| There's a lot more to it than snapshots or timestamped columns when it comes to ML training data generation. We often have windowed aggregations that need to computed as of precise intra-day timestamps in order to achieve parity between training data (backfilled in batch) and the data that is being served online realtime (with streaming aggregations being computed realtime). Standard OLAP solutions right now are really good at "What's the X day sum of this column as of this timestamp", but when every row of your training data has a precise intra-day timestamp that you need windowed aggregations to be accurate as-of, this is a different challenge. And when you have many people sharing these aggregations, but with potentially different timestamps/timelines, you also want them sharing partial aggregations where possibly for efficiency. All of this is well beyond the scope that is addressed by standard OLAP data solutions. Not to mention the fact that the offline computation needs to translate seamlessly to power online serving (i.e. seeding feature values, and combining with streaming realtime aggregations), and the need for online/offline consistency measurement. That's why a lot of teams don't even bother with this, and basically just log their feature values from online to offline. But this limits what kind of data they can use, and also how quickly they can iterate on new features (need to wait for enough log data to accumulate before you can train). |
As long as your OLAP table/projection/materialized view is sorted/clustered by that timestamp, it will be able to efficiently pick only the data in that interval for your query, regardless of the precision you need.
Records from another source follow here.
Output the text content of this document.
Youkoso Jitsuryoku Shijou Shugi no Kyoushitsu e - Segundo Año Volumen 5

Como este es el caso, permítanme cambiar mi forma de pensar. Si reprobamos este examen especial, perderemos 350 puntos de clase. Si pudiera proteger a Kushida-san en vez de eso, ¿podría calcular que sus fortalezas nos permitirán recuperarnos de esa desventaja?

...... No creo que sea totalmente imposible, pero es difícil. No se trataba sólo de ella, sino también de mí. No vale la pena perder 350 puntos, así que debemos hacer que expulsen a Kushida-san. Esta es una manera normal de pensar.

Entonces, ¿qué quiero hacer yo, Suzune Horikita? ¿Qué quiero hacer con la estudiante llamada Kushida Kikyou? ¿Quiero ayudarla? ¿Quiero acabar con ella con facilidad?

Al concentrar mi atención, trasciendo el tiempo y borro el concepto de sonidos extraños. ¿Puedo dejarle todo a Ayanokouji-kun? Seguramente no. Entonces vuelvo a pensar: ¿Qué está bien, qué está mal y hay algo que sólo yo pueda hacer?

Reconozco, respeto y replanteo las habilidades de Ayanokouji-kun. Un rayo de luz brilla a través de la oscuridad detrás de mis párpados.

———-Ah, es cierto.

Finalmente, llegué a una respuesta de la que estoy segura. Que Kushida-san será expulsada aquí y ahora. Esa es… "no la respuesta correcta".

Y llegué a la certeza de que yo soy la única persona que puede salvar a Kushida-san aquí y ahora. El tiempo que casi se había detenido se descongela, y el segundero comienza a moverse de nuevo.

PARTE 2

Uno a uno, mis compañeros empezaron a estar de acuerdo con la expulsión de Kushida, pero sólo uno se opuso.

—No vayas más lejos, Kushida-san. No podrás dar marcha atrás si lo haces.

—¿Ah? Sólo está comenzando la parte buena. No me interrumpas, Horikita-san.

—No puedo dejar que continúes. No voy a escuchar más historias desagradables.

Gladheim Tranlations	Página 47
> And when you have many people sharing these aggregations, but with potentially different timestamps/timelines, you also want them sharing partial aggregations where possibly for efficiency.
> All of this is well beyond the scope that is addressed by standard OLAP data solutions.
I think the StarRocks open-source OLAP DB supports this as a query rewrite mechanism that optimizes performance by using data from materialized views. It can build UNION queries to handle date ranges [1]
[1] https://docs.starrocks.io/docs/using_starrocks/query_rewrite...